L'Accordo anticrisi 2009-2010
La crisi internazionale, iniziata nella seconda metà del 2007 ed esplosa nell’autunno del 2008, si è aggravata nei primi mesi del 2009 stabilizzando i propri effetti negativi anche sul sistema socio-economico locale, nel quale si è registrato un aumento considerevole delle cessazioni d’impresa, un picco nelle richieste di cassa integrazione ordinaria e straordinaria oltre a una crescita della disoccupazione e del disagio economico delle famiglie.
Per fronteggiare la crisi il Nuovo Circondario ha promosso e coordinato l’elaborazione e l’attuazione di numerosi strumenti operativi scaturiti da un confronto intenso e partecipato con tutti i soggetti pubblici e privati della Consulta economica allargata del Circondario: Comuni, Provincia, Camera di Commercio, Tavolo Unico Associazioni imprenditori imolesi, Organizzazioni sindacali, Istituti di Credito, Confidi, Con.Ami/Innovami.
In particolare, nella primavera del 2009 è stato sottoscritto dai nostri enti locali, dagli Istituti di Credito, dai Confidi, dal Tavolo Unico Ass.ni Imprenditori imolesi e dalle Organizzazioni sindacali un “Accordo anticrisi” per interventi di sostegno ai redditi delle famiglie (anticipazione cassa integrazione guadagni e integrazioni al reddito) e alla competitività del sistema imprenditoriale del Circondario (plafond di 30 milioni di euro per il credito alle imprese locali in difficoltà).
Nella fase più acuta della crisi l’Accordo ha consentito di erogare credito a una trentina di aziende in difficoltà, di anticipare l’assegno di cassa integrazione a circa centocinquanta lavoratori e di garantire l’integrazione al reddito di alcuni lavoratori dipendenti che ne hanno fatto richiesta agli Istituti di credito locali sottoscrittori.
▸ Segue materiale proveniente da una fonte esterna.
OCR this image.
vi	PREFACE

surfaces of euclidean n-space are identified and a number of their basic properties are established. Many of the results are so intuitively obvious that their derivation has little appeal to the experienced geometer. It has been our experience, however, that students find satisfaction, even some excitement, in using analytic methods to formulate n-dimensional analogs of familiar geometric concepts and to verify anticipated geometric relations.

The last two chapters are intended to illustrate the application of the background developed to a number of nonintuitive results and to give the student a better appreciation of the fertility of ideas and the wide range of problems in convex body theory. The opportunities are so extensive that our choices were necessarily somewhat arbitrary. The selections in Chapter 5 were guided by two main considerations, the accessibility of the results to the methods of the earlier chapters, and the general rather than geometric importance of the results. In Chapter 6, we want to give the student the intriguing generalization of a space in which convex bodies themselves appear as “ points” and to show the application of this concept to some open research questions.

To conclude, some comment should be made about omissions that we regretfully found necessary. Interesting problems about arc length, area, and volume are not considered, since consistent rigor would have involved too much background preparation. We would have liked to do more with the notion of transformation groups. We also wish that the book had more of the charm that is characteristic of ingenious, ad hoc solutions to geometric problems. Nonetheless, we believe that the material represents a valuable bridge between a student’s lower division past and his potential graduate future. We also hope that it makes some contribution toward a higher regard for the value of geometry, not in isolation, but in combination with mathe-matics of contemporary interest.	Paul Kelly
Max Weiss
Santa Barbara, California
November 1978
Esso ha quindi svolto la funzione di strumento emergenziale di risposta alle situazioni di difficoltà delle imprese e dei loro lavoratori.
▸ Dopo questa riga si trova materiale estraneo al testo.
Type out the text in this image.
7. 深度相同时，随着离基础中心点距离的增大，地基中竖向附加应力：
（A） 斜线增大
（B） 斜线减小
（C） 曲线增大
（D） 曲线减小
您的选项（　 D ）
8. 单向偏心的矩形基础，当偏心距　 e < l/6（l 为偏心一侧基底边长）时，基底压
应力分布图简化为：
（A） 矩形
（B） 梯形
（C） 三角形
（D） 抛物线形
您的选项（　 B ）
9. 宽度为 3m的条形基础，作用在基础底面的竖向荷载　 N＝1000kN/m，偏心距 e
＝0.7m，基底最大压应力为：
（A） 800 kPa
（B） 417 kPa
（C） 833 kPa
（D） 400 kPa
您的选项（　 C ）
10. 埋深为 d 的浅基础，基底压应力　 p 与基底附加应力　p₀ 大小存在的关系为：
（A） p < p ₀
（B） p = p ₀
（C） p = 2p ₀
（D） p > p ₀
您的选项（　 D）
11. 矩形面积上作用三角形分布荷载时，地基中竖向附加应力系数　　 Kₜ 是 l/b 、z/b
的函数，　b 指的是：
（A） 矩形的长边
Alla fine del 2009, considerata l’incertezza sulla durata della crisi internazionale e tenuto conto che essa tendeva a perdurare anche sul nostro territorio, i sottoscrittori dell’Accordo anticrisi hanno ritenuto opportuno prorogarne la validità a tutto il 2010.
Alla fine del 2010 - visti i risultati complessivamente ottenuti e stante il perdurare della crisi - si è convenuto di disporne l'ulteriore proroga al 31 dicembre 2011.